Is the Choker on Right or Wrong?
Choker style collars and the prong training collars are made to be used to correct a dog during training sessions. The collar should be 3 inches larger then your dog’s neck for proper action to happen when you pull the leash.
Before we go any further in training let's discuss the correct way to use chain training collars on dogs. I see more and more dogs wearing the steel prong type training collars everyday. It's a shame because this type of collar was not invented to be worn everyday or every time the dog is walked.
We could go over all of the reasons why this type of collar is not recommended and why in thirty years of working with large strong dogs I have only had to use this type of collar once on a Doberman I rescued from a dog pound in the 70’s. He was old and set in his aggressive ways but after three ten minute sessions using the prong training collar correctly he never had to wear the collar again.
The dog learned what he needed to be shown and the collar was no longer needed, its purpose done. I still have to collar and not once have used it on another dog.
Instead of telling you the damages that can be done with the use of these collars I'm going to show you how to use this collar and the common Choke Chain style of collars so you will not have to use these collars all the time.

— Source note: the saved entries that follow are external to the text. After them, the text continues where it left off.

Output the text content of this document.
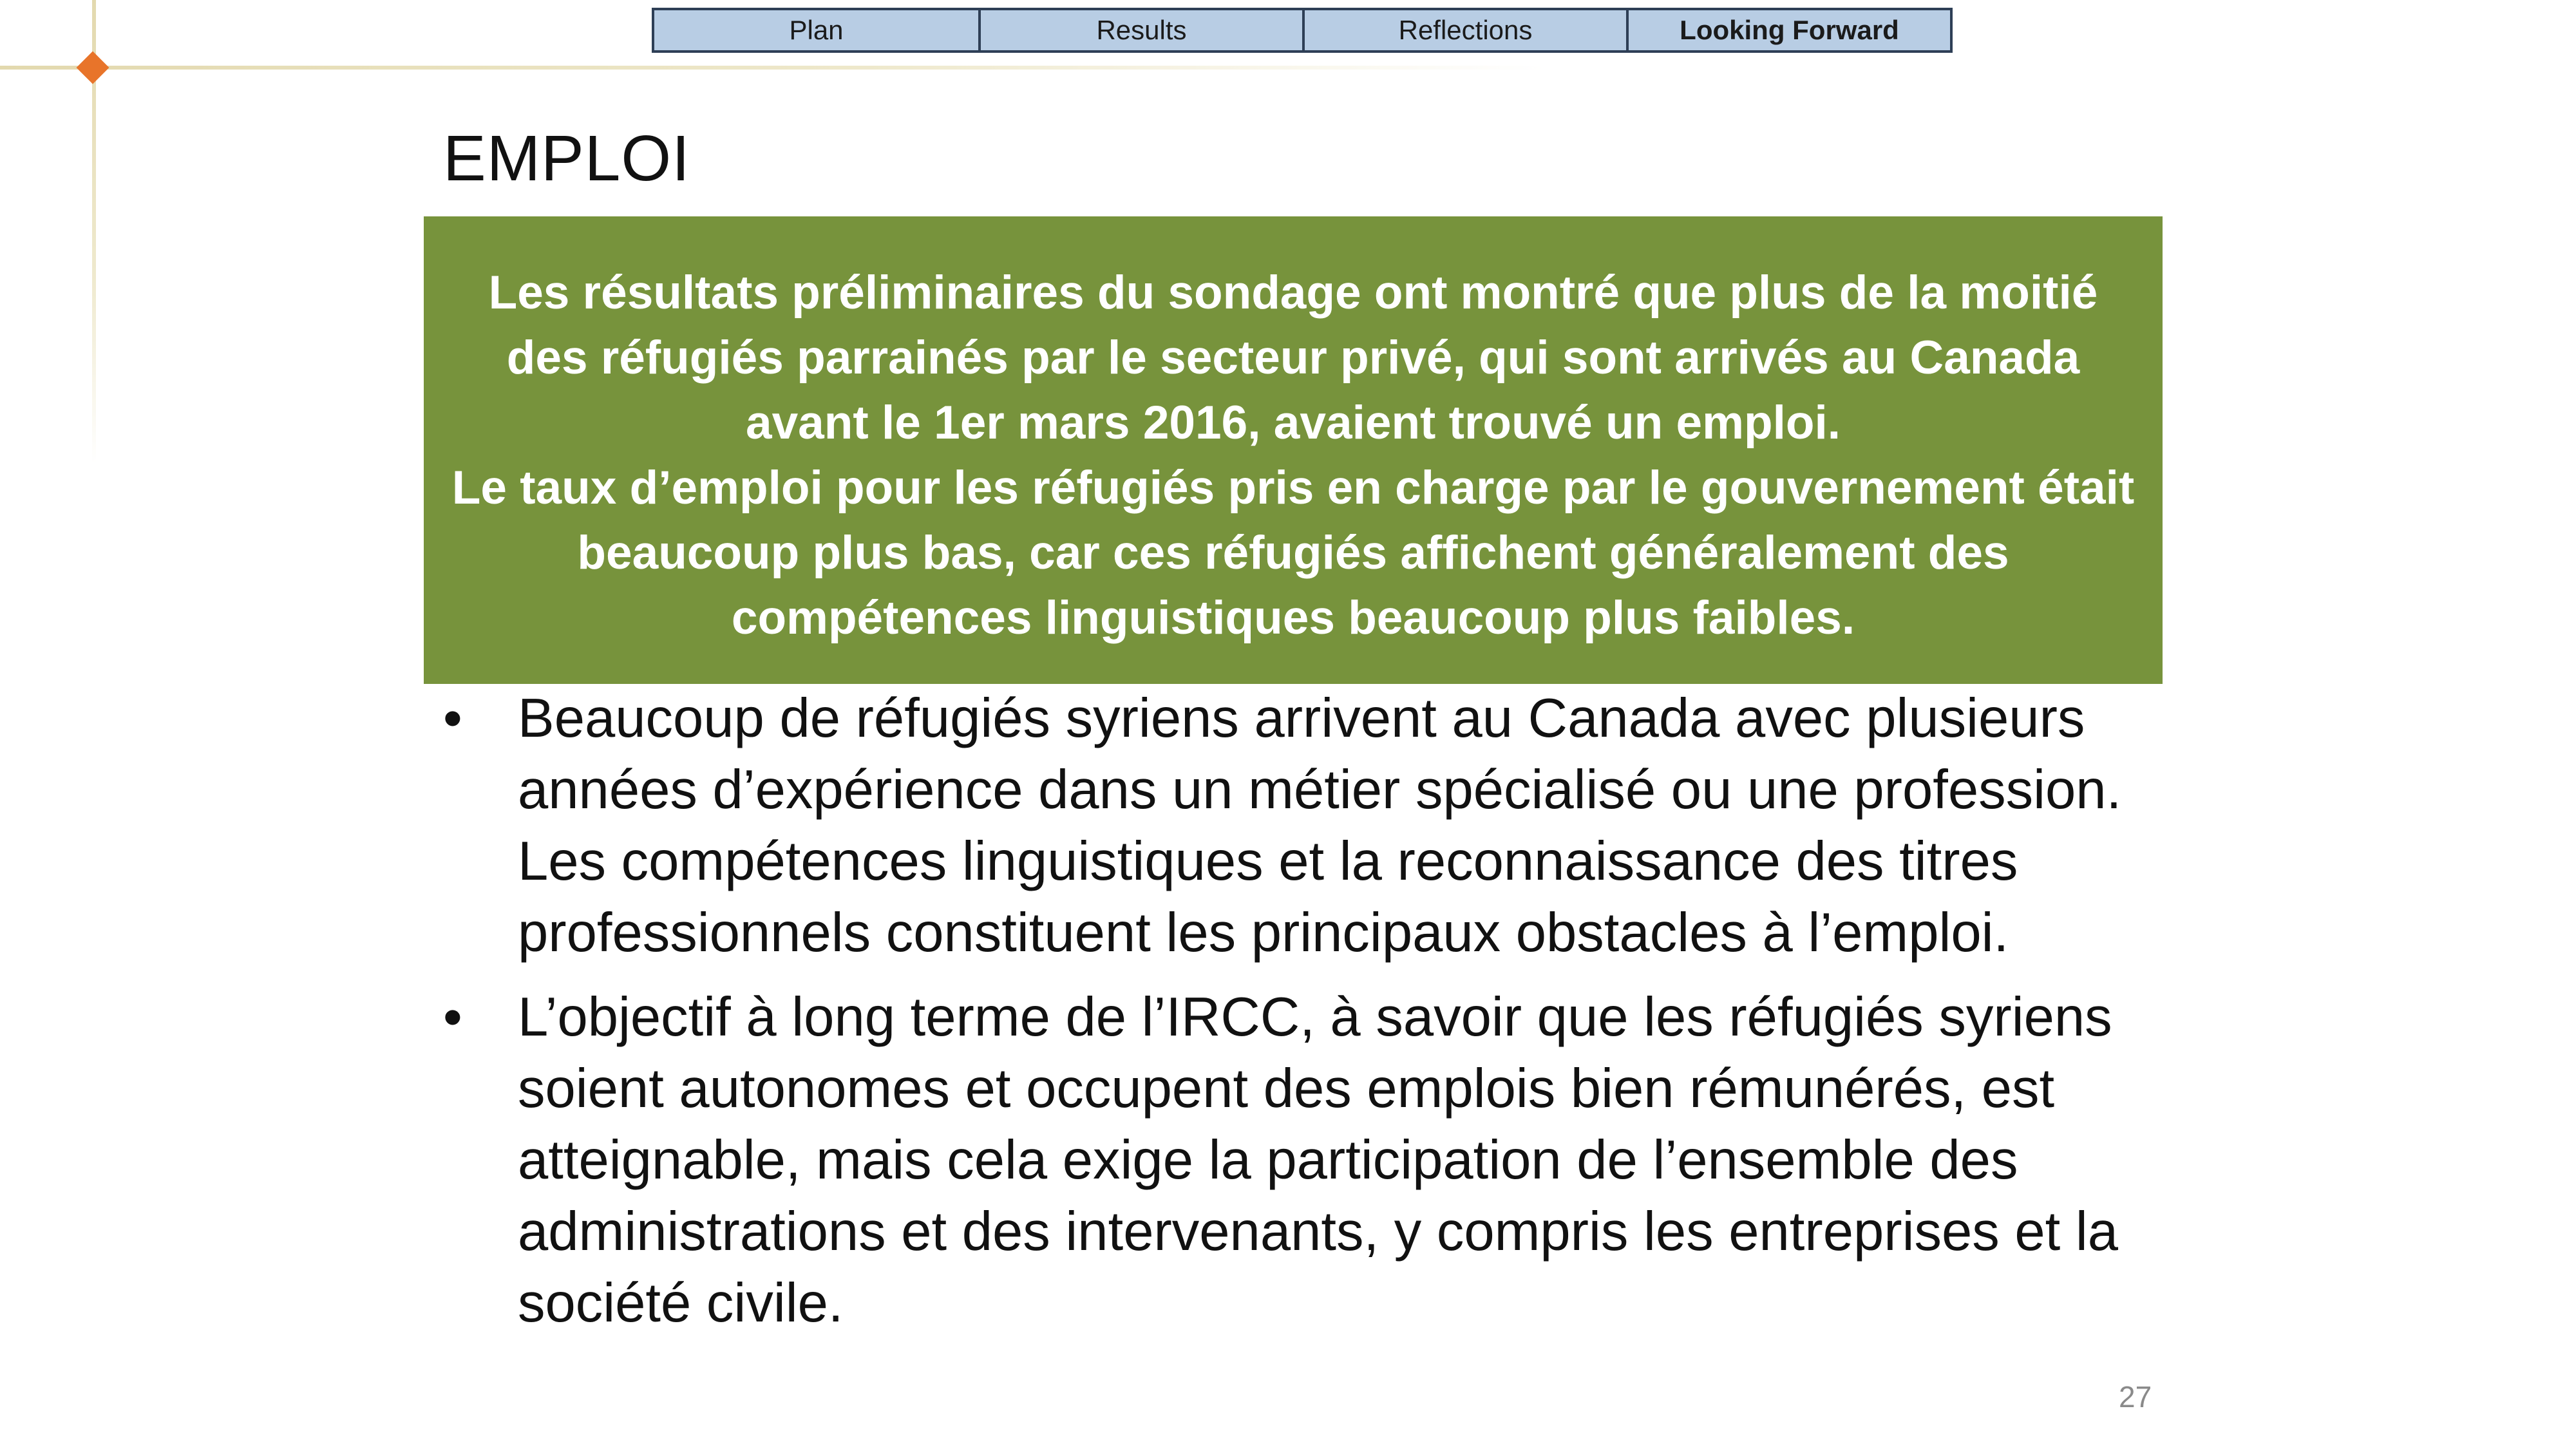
Plan	Results	Reflections	Looking Forward
EMPLOI

Les résultats préliminaires du sondage ont montré que plus de la moitié des réfugiés parrainés par le secteur privé, qui sont arrivés au Canada avant le 1er mars 2016, avaient trouvé un emploi.

Le taux d’emploi pour les réfugiés pris en charge par le gouvernement était beaucoup plus bas, car ces réfugiés affichent généralement des compétences linguistiques beaucoup plus faibles.

• Beaucoup de réfugiés syriens arrivent au Canada avec plusieurs années d’expérience dans un métier spécialisé ou une profession. Les compétences linguistiques et la reconnaissance des titres professionnels constituent les principaux obstacles à l’emploi.
• L’objectif à long terme de l’IRCC, à savoir que les réfugiés syriens soient autonomes et occupent des emplois bien rémunérés, est atteignable, mais cela exige la participation de l’ensemble des administrations et des intervenants, y compris les entreprises et la société civile.
27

Both collars are made to work on the same principle. I will be showing you as I do in the obedience classes I teach by using a common choke chain and my hand.
Choke Chain from Amazon
The Humane Style Choker is safest
These types of collars are not meant to be worn without a leash and handler because the collar can become caught and choke the dog to death. This happens much more often then heard of and this is why the collar is called a choke chain. Not because you choke the dog to get them to obey.
To use these collars properly you do not choke the dog or pull on the collar forcing the dog to behave. There is a correct way to use these collars for what they are intended for, which is as a training aid.

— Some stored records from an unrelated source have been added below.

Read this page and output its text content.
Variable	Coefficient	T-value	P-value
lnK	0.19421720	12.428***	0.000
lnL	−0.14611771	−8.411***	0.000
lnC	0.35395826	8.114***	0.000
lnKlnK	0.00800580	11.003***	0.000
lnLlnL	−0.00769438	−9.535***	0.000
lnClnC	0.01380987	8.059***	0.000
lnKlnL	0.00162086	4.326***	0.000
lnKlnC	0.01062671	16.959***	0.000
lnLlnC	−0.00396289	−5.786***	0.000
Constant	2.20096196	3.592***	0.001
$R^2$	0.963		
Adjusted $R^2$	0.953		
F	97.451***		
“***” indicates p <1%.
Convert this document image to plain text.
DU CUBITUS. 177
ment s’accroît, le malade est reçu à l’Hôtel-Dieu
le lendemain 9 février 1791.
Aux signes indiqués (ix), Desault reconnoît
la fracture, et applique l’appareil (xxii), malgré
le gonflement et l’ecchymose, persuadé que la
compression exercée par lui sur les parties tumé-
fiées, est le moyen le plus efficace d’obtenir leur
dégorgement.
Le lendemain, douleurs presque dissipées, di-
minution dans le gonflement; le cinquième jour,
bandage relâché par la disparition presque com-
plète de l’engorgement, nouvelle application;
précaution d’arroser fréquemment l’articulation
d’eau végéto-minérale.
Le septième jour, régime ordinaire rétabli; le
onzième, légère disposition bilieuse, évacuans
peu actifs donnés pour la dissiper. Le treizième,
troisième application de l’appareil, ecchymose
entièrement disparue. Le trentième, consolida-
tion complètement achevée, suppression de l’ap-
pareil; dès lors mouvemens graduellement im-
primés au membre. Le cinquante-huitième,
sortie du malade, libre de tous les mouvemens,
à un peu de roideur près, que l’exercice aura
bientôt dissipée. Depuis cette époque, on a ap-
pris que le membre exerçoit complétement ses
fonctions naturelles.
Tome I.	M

The choker with the ring on each end is used for demonstration because this collar has a right and wrong way of being placed on your dog while the other type simply slips on or snaps onto your dog’s neck.
The choker is the easiest example to use to show you how these collars work. If the choker is on wrong then the chain will snag instead of slip correctly.

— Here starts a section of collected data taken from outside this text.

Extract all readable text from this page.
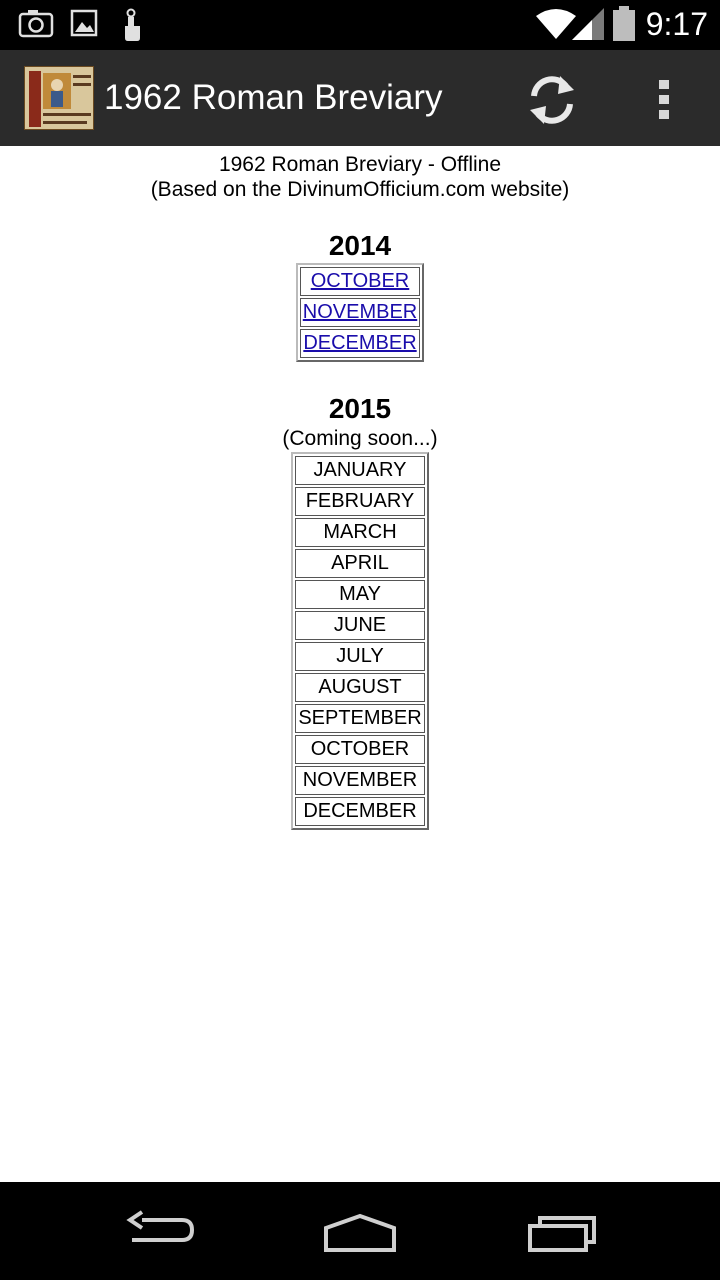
9:17
1962 Roman Breviary
1962 Roman Breviary - Offline
(Based on the DivinumOfficium.com website)
2014
OCTOBER
NOVEMBER
DECEMBER
2015
(Coming soon...)
JANUARY
FEBRUARY
MARCH
APRIL
MAY
JUNE
JULY
AUGUST
SEPTEMBER
OCTOBER
NOVEMBER
DECEMBER
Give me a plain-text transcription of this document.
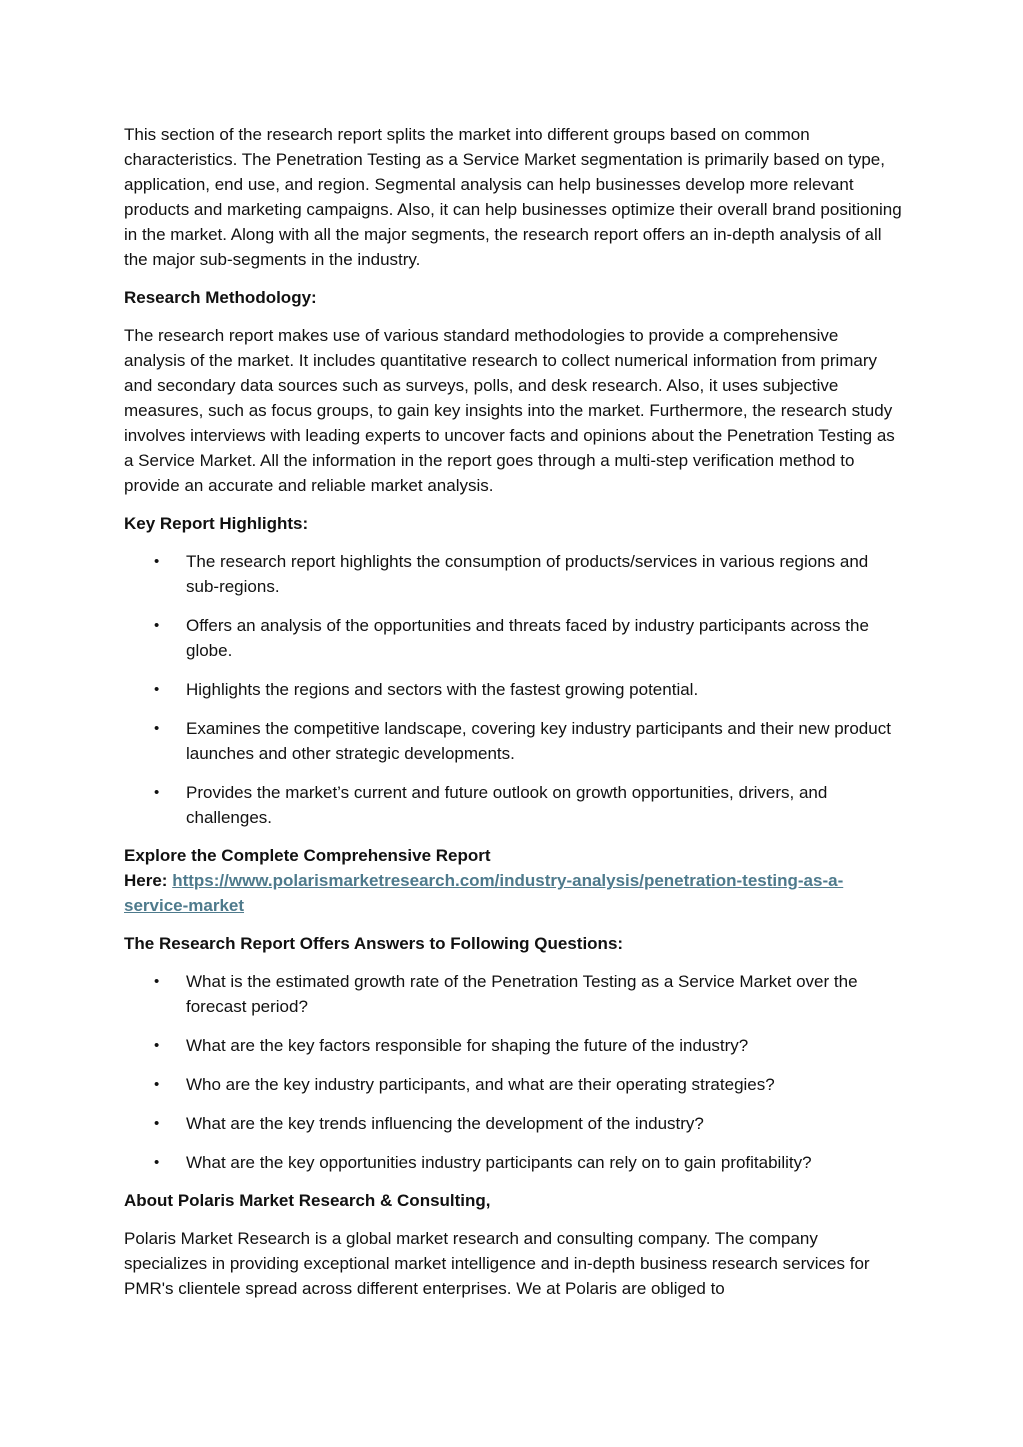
This section of the research report splits the market into different groups based on common characteristics. The Penetration Testing as a Service Market segmentation is primarily based on type, application, end use, and region. Segmental analysis can help businesses develop more relevant products and marketing campaigns. Also, it can help businesses optimize their overall brand positioning in the market. Along with all the major segments, the research report offers an in-depth analysis of all the major sub-segments in the industry.

Research Methodology:

The research report makes use of various standard methodologies to provide a comprehensive analysis of the market. It includes quantitative research to collect numerical information from primary and secondary data sources such as surveys, polls, and desk research. Also, it uses subjective measures, such as focus groups, to gain key insights into the market. Furthermore, the research study involves interviews with leading experts to uncover facts and opinions about the Penetration Testing as a Service Market. All the information in the report goes through a multi-step verification method to provide an accurate and reliable market analysis.

Key Report Highlights:
• The research report highlights the consumption of products/services in various regions and sub-regions.
• Offers an analysis of the opportunities and threats faced by industry participants across the globe.
• Highlights the regions and sectors with the fastest growing potential.
• Examines the competitive landscape, covering key industry participants and their new product launches and other strategic developments.
• Provides the market’s current and future outlook on growth opportunities, drivers, and challenges.
Explore the Complete Comprehensive Report
Here: https://www.polarismarketresearch.com/industry-analysis/penetration-testing-as-a-service-market
The Research Report Offers Answers to Following Questions:
• What is the estimated growth rate of the Penetration Testing as a Service Market over the forecast period?
• What are the key factors responsible for shaping the future of the industry?
• Who are the key industry participants, and what are their operating strategies?
• What are the key trends influencing the development of the industry?
• What are the key opportunities industry participants can rely on to gain profitability?
About Polaris Market Research & Consulting,

Polaris Market Research is a global market research and consulting company. The company specializes in providing exceptional market intelligence and in-depth business research services for PMR's clientele spread across different enterprises. We at Polaris are obliged to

To get the choker ready to put on your dog, first you should learn the difference of right and wrong. First put the chain in the ring to make a circle that will tighten when you pull the ring. Next, the collar must tighten then release instantly and respond immediately with the leash action.
The Right way is pictured below.
The collar pictured above is in the proper or right direction for a dog that will be walking or handled on your left side on a leash.
To get the collar in the right direction before placing it on your dog, you turn the collar over after you make a circle until the ring the leash will snap on is up with the chain going down through the other ring then back upwards. (See image)
When the collar is on the dog in the wrong direction the chain will not loosen on its own. The collar will snag or remain tight on the neck when you loosen the leash which gives you no control.